Yogev was discharged from the IDF and studied for one year in Mercaz HaRav Yeshiva. He then returned to the IDF, where he served as the Sayeret Matkal training troop commander and participated in Operation Movil. He later fought with the unit in the Lebanon War and was again discharged from the IDF. After being contacted by GOC Central Command Amnon Lipkin-Shahak, he returned to the IDF as deputy commander of the 890th Battalion. He later served as commander of the 202nd Paratroopers Battalion, which he headed during combat in South Lebanon. Between 1988 and 1989, during the First Intifada, Yogev commanded the Maglan Unit and then the Efraim Brigade. Between 1992 and 1994, he served as an instructor in the IDF course for company and battalion commanders and as Chief of Staff of the Gaza Division in reserve duty. Yogev completed his IDF service with the rank of colonel.

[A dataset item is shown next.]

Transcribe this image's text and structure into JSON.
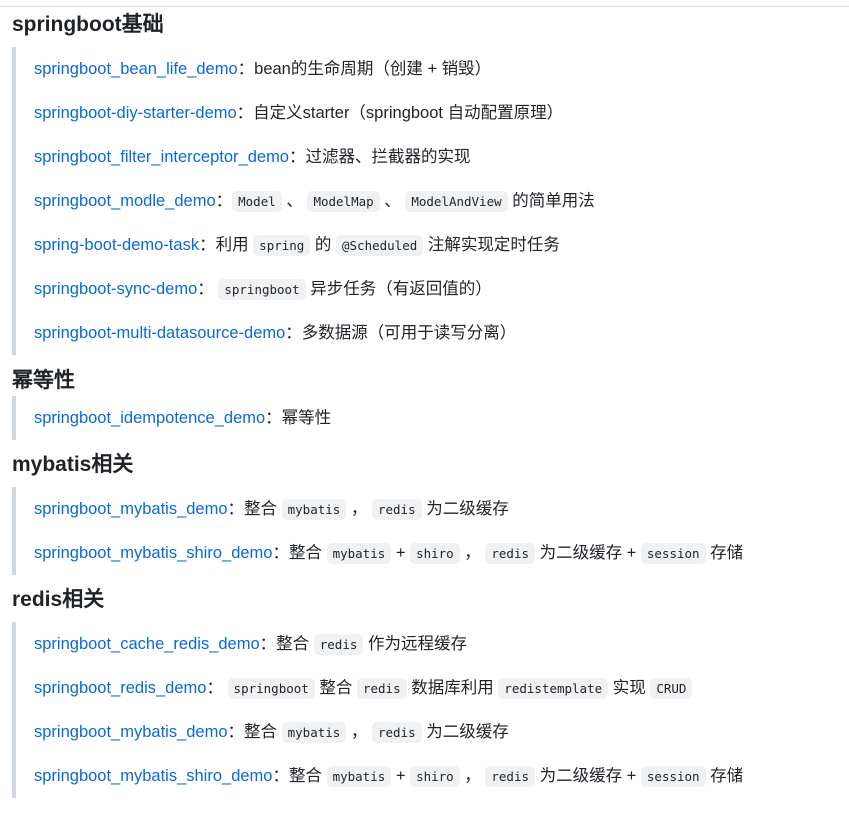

===Following IDF discharge===
Following his discharge from the IDF in 2000, Yogev replaced Yonah Goodman as Secretary General of Bnei Akiva. In 2003, he was succeeded by Eitan Mor Yosef. Afterwards, for three years, Yogev volunteered as chairman of the board of directors of the Company for the Reconstruction and Development of the Jewish Quarter and as an alternate director in this capacity, Yogev was a member of the committee that chose the design for the coin commemorating the Hurva Synagogue.

In 2006, Yogev was attacked and injured during the attempted evacuation of Amona. Following his injury, he sued Officer Eyal Peri and was awarded NIS 156,000 in the settlement with the police. In 2008, Yogev was appointed deputy to the Head of the Mateh Binyamin Regional Council, Avi Roeh. The Council plenum unanimously approved Yogev's appointment to the position.

==Personal life==
Yogev is married, with ten children, and lives in the Dolev settlement in the West Bank.